“DAWSHOM AWBOTAAR,” directed by Srijit Mukherjee, is an absolute disaster of a film. The story, or lack thereof, is a jumbled mess that leaves the audience perplexed and bored. It's not just below par; it's a cinematic travesty.
This film is nothing but a mishmash of easter eggs and extensions from its predecessor. It’s as if the director had no creative vision of his own and relied on the crutches of the previous installment. It’s evident that this movie is tailored for reelers, not genuine film enthusiasts. The so-called “target audience” for this film seems to be nothing but dumbed-down and idiotic viewers, as it offers no depth, intrigue, or substance in the storyline.

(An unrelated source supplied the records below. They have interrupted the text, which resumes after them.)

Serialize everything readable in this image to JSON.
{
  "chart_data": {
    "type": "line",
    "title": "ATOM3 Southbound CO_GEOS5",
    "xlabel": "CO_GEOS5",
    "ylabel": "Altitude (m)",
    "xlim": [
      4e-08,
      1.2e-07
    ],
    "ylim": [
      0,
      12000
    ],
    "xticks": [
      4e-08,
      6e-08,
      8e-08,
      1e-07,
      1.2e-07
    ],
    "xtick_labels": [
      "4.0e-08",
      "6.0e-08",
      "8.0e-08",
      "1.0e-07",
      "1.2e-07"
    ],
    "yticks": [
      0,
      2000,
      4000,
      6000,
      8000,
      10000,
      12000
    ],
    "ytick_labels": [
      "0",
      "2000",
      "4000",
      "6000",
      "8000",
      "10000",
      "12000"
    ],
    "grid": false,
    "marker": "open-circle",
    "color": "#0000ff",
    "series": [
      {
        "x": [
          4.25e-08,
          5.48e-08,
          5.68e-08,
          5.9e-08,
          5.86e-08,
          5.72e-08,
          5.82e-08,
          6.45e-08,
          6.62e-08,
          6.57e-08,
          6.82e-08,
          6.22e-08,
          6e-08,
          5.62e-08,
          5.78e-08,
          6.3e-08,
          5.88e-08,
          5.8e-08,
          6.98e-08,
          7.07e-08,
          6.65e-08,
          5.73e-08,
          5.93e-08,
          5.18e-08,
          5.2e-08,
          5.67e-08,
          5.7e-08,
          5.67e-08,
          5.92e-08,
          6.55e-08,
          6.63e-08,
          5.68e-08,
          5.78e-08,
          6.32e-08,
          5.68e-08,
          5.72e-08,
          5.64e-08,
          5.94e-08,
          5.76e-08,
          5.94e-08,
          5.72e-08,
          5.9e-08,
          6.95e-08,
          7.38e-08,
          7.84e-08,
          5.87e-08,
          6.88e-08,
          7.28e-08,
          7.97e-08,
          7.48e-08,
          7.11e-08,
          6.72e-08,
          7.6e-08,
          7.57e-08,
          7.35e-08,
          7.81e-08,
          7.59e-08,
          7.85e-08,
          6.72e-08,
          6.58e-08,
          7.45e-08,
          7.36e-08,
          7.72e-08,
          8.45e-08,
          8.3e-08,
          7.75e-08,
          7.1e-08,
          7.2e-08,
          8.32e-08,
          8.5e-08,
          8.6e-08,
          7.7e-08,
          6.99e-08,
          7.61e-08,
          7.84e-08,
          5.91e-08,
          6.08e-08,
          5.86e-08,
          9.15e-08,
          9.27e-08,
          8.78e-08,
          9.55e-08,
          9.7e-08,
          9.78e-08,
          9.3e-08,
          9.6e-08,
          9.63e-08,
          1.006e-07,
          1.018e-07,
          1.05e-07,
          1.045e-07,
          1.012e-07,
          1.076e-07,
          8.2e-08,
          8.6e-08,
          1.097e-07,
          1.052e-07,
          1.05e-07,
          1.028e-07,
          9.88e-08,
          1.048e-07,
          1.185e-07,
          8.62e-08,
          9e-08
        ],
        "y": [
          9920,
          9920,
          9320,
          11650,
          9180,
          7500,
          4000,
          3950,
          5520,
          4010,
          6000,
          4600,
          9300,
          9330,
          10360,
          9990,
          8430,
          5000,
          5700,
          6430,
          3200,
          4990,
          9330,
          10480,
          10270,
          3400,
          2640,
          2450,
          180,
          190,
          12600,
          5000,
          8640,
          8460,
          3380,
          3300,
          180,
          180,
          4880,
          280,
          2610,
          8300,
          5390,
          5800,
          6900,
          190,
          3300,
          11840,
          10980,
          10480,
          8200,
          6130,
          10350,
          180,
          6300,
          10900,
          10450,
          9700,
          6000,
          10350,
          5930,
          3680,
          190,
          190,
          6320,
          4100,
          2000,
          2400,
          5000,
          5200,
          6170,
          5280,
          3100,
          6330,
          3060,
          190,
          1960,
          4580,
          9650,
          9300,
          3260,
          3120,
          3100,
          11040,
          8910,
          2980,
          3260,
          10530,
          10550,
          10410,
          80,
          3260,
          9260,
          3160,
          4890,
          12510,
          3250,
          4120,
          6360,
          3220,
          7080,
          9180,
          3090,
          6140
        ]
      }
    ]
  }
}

Despite marketing itself as a thriller, “DAWSHOM AWBOTAAR” fails miserably to create any suspense or engage its audience. Everything is spoon-fed to the viewers, leaving no room for imagination or genuine anticipation. Sreejit Mukherjee may have believed that the star-studded cast and the inclusion of modern Bengali music’s notable figures like Rupam Islam, Arijit Singh, and Anupam Roy would compensate for the glaring shortcomings on the screen. However, even their talents are wasted in this cinematic catastrophe.
The film's narrative structure is a complete mess, with scenes and storylines feeling disjointed and disconnected. It’s as if there are missing dots that should connect the elements of the story, making the film more coherent and enjoyable.
In light of these flaws, “DAWSHOM AWBOTAAR” deserves no more than a generous 5 out of 10. It’s an exemplar of how not to make a movie, a slap in the face of genuine cinema lovers, and a disgrace to the talents of its accomplished cast and crew.